Het opschrift van de Acte luidt: „Acte van Afscheiding of Wederkeering”, waarmede door Ulrum’s kerk werd uitgesproken, dat zij de Afscheiding beschouwden als een wederkeering tot de leer, de tucht en den dienst der vaderen. De Cock en de gemeente van Ulrum wilden zich niet openbaren als een nieuwe kerk, maar als de aloude Gereformeerde kerk, van dwalingen gezuiverd. Zij verklaren : „dat zij overeenkomstig het ambt aller geloovigen, art. 28, zich afscheiden van degenen, die niet van de kerk zijn, en dus geen gemeenschap willen hebben met de Nederlandsche Hervormde kerk, totdat deze terugkeert tot den waarachtigen dienst des Heeren” en dat zij zich wilden „vereenigen met elke op Gods Woord gegronde vergadering, aan wat plaatse God dezelve ook vereenigd heeft”, en dat zij zich in alles wilden houden aan Gods Woord, de Formulieren van eenigheid en voor het tegenwoordige aan de Kerkenordening van 1618/19.

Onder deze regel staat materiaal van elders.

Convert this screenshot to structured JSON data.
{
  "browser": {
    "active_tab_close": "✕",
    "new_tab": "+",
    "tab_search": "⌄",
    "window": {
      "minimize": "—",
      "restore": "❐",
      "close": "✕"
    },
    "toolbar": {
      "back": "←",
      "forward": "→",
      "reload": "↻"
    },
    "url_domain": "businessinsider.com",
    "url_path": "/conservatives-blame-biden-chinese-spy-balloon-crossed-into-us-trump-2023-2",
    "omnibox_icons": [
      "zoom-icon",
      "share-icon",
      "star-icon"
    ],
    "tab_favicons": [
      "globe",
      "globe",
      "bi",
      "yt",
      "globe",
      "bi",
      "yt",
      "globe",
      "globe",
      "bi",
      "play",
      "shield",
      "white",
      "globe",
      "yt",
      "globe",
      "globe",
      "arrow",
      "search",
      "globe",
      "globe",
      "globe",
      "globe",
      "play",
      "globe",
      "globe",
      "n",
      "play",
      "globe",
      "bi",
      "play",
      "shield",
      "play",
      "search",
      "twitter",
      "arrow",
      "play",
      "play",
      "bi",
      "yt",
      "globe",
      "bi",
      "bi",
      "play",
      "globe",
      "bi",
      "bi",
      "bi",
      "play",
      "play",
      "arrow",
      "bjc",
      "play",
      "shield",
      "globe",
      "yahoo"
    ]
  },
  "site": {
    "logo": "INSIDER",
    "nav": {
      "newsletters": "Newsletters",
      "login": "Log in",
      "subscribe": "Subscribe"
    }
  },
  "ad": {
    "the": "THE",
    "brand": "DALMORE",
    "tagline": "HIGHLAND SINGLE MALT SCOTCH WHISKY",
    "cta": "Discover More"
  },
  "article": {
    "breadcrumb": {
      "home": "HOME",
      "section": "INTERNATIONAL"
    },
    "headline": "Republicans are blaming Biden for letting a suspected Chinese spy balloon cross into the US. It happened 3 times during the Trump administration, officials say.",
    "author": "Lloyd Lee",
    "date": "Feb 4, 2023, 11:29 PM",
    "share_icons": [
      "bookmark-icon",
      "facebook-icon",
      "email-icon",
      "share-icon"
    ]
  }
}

Wat zij bedoelden verklaart De Cock in een stuk: „Toespraak en uitnoodiging aan de geloovigen en ware Gereformeerden in Nederland”, 1 November 1834 opgesteld: „Wij hebben ons afgescheiden van de Synodale Hervormde kerk om weder te keeren tot de gronden onzer vaderen”. „Wij hebben ons gescheiden niet van de ware Gereformeerde kerk, noch van de ware Gereformeerden”. „Wij scheiden ons slechts van onze Synodale kerk of gelijk zij zichzelve noemen Liberale kerk, totdat deze terugkeert tot den weg der vaderen, dien zij verlaten, en tot het allerheiligst geloof, dat zij verloochend hebben”. Ook sprak De Cock in een adres aan Z. M. den koning, van uit den kerker te Groningen, dat de gemeente van Ulrum recht had op het gebruik der kerk en de goederen „als hun gemeenschappelijk in eigendom toebehoorende”.

De bedoeling van De Cock was geen scheuring, maar reformatie. Dit kon niet anders dan door scheiding van de besturen, van het valsche genootschap. Want de hervorming werd tegengewerkt. De kerkelijke besturen lieten aan De Cock en den kerkeraad geen vrijheid naar het Woord Gods en de Gereformeerde Belijdenis te handelen. Al zou er formeel aanmerking op te maken zijn, dat de Nederlandsche Hervormde kerk verklaard werd voor valsche kerk, omdat het kerkbestuur bij het aangeven van de redenen niet noemde, dat hij den Christus der Schriften predikte, maar omdat hij tegen de verordeningen handelde ; al verklaarde ook het Provinciaal kerkbestuur in De Boekzaal van Februari 1835, „dat hij door geen kerkelijk bestuur om zijn gevoelens, maar om zijn gedrag was afgezet”; materiëel had De Cock volkomen gelijk, omdat de Synodalen menschengeboden hooger stelden dan het Woord Gods, en er zelfs niet één poging gewaagd is door de kerkelijke besturen om, zooals De Cock zelf dit verlangde, hem op grond van het Woord van onrecht te overtuigen.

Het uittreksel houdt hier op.